Jean Baptiste "proclamait un baptême de conversion pour le pardon des péchés". Le texte pourrait laisser penser que le pardon de Dieu pour nos pauvres vies ne nous est accordé qu'au bout de nos efforts de conversion, comme une sorte de récompense, comme le dû à nos mérites. Nous savons bien qu'il n'en est rien. Paul nous le disait tout à l'heure dans sa lettre aux Philippiens : "Vous aurez en plénitude la justice – traduisons : le pardon de Dieu – obtenue grâce à Jésus le Christ". Il y a là une source d'espérance. Nous ne pouvons vivre que dans une attitude fondamentale de joie, d'espérance, en nous appuyant sur le socle de ce qu'on appelle la grâce donnée par Dieu. Il peut, bien sûr, nous arriver des moments de doute, de dégoût de nous-mêmes peut-être, des moments de laisser-aller et des retours en arrière qui nous désespèrent. Mais notre foi chrétienne nous assure que nous ne sommes pas seuls sur le chemin. Car c'est "le chemin du Seigneur", le chemin qu'a emprunté Jésus lui-même avec les mêmes épreuves que nous. Il s'agit en fait de nous engager sur le chemin qui a été celui emprunté par Jésus.

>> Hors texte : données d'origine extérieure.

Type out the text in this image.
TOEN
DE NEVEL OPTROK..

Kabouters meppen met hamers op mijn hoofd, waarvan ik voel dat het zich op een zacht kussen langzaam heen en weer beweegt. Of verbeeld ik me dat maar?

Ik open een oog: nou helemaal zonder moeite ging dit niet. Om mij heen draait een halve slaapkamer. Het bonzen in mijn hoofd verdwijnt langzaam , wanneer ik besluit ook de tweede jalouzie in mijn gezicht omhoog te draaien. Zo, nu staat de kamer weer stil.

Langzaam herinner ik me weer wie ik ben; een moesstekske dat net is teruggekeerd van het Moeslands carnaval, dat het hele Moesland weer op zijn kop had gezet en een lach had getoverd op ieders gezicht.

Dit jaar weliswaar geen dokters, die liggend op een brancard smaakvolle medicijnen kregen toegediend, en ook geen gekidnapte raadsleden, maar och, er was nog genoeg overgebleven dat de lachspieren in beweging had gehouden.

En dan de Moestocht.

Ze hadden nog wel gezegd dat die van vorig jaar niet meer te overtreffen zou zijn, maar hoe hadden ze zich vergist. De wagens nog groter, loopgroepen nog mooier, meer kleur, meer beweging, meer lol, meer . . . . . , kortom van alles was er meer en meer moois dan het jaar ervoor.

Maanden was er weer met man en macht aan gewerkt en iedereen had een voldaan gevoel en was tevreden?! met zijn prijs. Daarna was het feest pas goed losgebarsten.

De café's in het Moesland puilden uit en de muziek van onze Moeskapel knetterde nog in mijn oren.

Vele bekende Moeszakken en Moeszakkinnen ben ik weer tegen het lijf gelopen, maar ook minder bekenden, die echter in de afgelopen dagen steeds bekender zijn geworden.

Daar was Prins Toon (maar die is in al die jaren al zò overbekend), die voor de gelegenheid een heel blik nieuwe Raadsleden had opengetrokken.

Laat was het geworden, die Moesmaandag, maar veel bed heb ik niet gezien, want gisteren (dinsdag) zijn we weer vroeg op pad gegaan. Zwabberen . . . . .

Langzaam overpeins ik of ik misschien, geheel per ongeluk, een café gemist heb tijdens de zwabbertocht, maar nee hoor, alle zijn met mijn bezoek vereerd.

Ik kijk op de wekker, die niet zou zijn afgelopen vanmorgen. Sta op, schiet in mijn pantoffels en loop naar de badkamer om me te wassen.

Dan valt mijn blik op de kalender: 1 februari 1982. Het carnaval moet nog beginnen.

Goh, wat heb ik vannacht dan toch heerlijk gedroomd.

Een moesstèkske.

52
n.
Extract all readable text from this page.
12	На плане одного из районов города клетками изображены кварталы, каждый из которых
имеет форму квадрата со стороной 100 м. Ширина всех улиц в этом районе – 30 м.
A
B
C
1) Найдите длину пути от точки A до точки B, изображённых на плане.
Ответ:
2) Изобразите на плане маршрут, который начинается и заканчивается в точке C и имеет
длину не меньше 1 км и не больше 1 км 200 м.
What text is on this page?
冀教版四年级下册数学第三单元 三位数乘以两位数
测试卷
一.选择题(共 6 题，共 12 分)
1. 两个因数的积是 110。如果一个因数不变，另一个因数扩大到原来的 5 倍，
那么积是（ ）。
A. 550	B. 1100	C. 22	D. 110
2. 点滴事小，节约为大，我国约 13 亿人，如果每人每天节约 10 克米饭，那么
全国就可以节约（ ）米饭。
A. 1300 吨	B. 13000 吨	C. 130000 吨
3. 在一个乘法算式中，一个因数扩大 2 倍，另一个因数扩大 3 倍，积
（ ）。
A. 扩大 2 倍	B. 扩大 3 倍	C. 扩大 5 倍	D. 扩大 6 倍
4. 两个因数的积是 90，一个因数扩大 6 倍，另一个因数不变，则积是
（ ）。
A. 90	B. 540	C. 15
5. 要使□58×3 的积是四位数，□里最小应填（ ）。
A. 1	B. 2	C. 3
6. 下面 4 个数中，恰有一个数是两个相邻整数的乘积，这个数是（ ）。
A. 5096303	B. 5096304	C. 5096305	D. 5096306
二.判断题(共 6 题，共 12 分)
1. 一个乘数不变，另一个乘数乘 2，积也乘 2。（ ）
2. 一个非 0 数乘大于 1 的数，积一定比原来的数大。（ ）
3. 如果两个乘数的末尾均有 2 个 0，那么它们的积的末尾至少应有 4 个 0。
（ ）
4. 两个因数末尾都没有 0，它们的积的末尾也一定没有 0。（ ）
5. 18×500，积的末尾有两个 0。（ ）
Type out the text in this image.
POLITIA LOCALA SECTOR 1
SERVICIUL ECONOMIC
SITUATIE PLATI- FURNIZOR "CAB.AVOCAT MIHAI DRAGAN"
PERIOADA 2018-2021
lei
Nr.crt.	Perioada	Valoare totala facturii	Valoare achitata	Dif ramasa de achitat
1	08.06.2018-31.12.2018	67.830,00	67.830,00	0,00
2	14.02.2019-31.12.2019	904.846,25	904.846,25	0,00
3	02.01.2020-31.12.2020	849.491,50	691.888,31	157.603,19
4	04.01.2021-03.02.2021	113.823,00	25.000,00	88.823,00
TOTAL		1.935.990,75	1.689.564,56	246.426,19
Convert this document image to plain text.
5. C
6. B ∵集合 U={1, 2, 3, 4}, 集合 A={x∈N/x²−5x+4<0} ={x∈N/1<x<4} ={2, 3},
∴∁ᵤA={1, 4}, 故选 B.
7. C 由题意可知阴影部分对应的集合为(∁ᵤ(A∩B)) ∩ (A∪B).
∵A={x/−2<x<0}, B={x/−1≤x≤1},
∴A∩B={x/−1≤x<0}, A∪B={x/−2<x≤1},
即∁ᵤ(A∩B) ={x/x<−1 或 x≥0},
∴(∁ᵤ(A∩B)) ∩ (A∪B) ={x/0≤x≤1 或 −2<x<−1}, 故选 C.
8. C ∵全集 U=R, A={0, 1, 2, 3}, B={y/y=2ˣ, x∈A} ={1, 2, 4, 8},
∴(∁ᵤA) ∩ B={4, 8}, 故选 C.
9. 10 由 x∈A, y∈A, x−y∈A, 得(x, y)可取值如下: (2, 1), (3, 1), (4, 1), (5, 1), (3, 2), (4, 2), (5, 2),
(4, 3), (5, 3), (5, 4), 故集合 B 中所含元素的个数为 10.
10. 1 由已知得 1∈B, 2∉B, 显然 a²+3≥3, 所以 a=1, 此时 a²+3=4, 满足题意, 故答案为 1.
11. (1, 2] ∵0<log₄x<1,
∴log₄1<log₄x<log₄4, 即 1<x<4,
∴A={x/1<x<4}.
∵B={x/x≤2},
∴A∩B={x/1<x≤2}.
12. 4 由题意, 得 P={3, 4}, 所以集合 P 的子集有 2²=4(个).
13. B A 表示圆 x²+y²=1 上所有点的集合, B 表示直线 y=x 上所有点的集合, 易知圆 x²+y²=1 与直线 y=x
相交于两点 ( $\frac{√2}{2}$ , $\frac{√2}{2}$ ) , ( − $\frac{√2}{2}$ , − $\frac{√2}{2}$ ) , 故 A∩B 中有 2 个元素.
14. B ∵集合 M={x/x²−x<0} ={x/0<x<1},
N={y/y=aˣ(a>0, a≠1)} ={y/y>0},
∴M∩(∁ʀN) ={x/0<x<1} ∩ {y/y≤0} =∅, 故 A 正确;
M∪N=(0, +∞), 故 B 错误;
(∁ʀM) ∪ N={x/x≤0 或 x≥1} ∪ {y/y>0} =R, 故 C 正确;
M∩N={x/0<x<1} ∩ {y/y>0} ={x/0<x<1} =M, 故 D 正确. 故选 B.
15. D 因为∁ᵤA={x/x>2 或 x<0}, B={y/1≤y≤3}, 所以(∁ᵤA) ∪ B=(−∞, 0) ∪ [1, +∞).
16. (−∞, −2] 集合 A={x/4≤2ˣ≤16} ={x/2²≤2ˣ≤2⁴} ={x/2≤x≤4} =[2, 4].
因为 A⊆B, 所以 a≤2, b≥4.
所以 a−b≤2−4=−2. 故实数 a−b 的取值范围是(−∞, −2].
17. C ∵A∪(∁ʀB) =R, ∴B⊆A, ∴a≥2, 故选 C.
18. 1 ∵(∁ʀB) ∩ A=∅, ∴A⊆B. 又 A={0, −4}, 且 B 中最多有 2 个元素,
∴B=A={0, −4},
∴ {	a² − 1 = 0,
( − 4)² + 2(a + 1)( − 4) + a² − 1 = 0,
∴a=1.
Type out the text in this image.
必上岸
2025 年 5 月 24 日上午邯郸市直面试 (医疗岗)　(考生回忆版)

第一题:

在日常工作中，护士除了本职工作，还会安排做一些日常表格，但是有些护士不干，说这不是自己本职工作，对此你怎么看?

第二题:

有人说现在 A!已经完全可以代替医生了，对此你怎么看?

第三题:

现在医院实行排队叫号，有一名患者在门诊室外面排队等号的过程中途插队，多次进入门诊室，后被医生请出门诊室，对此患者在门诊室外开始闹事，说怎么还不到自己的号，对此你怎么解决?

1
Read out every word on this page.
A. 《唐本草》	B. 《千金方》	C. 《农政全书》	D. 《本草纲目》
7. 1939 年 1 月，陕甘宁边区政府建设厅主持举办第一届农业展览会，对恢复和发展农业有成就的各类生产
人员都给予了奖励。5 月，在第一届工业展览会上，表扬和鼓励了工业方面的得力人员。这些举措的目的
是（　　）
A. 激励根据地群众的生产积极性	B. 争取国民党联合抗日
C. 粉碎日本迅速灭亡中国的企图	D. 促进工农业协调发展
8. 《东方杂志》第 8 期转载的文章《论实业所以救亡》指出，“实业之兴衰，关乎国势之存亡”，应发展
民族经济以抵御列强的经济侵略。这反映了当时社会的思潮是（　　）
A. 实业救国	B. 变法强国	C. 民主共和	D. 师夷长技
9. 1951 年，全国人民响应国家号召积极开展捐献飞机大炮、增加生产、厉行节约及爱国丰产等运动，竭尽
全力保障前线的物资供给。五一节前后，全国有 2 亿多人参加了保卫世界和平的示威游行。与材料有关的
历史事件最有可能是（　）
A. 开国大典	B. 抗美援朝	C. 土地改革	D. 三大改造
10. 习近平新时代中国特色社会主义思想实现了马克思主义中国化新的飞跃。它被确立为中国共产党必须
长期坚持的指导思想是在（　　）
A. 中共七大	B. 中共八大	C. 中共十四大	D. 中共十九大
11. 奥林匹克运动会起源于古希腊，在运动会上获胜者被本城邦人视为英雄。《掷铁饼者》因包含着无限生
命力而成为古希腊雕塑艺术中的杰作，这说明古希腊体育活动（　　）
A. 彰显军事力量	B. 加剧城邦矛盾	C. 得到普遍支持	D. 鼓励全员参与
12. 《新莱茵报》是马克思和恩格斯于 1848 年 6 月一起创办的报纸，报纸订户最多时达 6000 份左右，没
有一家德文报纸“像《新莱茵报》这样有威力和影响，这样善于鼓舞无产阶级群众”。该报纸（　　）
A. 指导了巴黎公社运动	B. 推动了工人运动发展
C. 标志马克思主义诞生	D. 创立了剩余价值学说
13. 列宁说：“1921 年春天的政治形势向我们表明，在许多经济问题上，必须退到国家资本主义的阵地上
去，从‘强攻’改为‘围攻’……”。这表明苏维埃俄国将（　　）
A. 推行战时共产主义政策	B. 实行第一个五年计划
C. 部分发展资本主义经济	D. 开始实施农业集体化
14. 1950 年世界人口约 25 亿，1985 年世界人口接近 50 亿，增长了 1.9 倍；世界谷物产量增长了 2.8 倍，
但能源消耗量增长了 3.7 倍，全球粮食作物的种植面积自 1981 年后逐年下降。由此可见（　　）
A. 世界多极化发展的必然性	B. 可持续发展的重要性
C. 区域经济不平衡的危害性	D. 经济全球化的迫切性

Pour en revenir à tous les grands évoqués au début de notre évangile, nous comprenons avec Jean Baptiste que la vraie vie n'est pas dans le clinquant, la richesse ou le pouvoir. Elle est dans l'humble cheminement de celui qui se met en route à l'appel du prophète pour marcher à la suite de Jésus qui fut d'abord cet enfant dont nous attendons l'Avent, l'Avènement.